Die Hotelanlage ist architektonisch schön konzipiert. Durch die Ausrichtung zum Meer gibt es bei Wind (und der ist kalt und weht fast immer) keine geschützte Stelle, an der man auch mal im Schatten liegen kann (wenn denn die Sonne überhaupt mal scheint). Gewischt wurde eigentlich ständig im Club, allerdings erschloss sich uns nicht so recht die Logik, weshalb der Eingangsbereich zum Restaurant genau dann gewischt wird, wenn die Essenzeiten beginnen. Die Gästestruktur hat uns doch ziemlich enttäuscht; wie war in einem anderen Beitrag zu lesen? "vom tätowierten Muskelprotz bis Edelgolfer alles dabei". Das trifft es genau. Viele Ältere und sehr viele Familien mit noch mehr Kindern. Also nicht für Alleinreisende zu empfehlen. Angeblich soll das Wetter in den Monaten September bis November besser sein, d. h. eventuell auch schon mal Sonne am Vormittag / Mittag.
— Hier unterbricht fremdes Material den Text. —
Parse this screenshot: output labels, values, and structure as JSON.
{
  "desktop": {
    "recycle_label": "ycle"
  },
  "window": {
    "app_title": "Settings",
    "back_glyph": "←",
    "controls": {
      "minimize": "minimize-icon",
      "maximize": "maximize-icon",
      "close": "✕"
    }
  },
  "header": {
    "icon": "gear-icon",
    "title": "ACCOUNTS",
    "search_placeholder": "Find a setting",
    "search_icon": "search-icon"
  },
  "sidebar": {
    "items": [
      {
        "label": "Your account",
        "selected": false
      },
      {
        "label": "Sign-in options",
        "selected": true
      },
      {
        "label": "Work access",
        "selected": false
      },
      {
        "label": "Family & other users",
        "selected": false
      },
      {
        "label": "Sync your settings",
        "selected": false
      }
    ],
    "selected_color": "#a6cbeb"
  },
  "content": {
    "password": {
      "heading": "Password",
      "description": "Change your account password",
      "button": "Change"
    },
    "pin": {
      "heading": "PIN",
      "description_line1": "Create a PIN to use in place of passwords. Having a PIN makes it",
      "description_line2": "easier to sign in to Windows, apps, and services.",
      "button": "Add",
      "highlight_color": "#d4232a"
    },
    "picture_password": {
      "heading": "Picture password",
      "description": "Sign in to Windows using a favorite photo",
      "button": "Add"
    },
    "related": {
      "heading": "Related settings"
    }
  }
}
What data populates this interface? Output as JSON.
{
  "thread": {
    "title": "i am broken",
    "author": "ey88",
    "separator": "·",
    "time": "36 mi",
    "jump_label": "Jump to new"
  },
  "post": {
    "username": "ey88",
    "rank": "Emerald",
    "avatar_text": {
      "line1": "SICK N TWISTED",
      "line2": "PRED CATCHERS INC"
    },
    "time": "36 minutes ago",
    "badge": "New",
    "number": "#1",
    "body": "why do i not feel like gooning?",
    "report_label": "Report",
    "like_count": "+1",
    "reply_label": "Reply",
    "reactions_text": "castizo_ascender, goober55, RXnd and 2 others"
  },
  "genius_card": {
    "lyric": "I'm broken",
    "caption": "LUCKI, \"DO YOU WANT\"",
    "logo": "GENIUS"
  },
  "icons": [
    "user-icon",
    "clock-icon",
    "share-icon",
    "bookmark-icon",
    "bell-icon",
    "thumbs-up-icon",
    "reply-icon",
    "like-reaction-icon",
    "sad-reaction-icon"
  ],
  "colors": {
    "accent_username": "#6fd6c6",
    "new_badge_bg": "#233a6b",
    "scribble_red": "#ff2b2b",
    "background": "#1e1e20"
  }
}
Die Zimmer und der Balkon (Atlas)sind ausreichend groß, allerdings wurde beim Bau ziemlich gefuscht: Der Ablauf der Dusche ist falsch konzipiert, dass heißt, wenn 2 Personen geduscht haben, dann dauert es mind. 30 min., bis das Wasser abgelaufen ist. Es ist also nur logisch, dass im Bad immer eine sehr hohe Luftfeuchtigkeit herrscht (trotz stundenlang eingeschalteter Lüftung) und das Wasser durch die Wände / Decken in die Zimmer tritt - und das bei einem Neubau ! Schimmelpilze in den Bädern und Treppenaufgängen und abgeblätterter Putz sind die Folgen. Die Zimmerreinigung erfolgte oberflächlich, d. h. Betten machen, Handtücher wechseln, wischen. In den gesamten 2 Wochen wurde unser Waschtisch nicht einmal abgewischt. Toilettenpapier wurde nur unzureichen und 2x gar nicht nachgefüllt, so dass wir uns selbst drum kümmern mussten. Das Fernsehen fiel mehrmals längerfristig aus, was bei schlechtem Wetter, Fußball-EM und Formel 1 zu lautem Fluchen aus allen Zimmern führte. Das Telefon funktionierte in vielen Zimmern nicht.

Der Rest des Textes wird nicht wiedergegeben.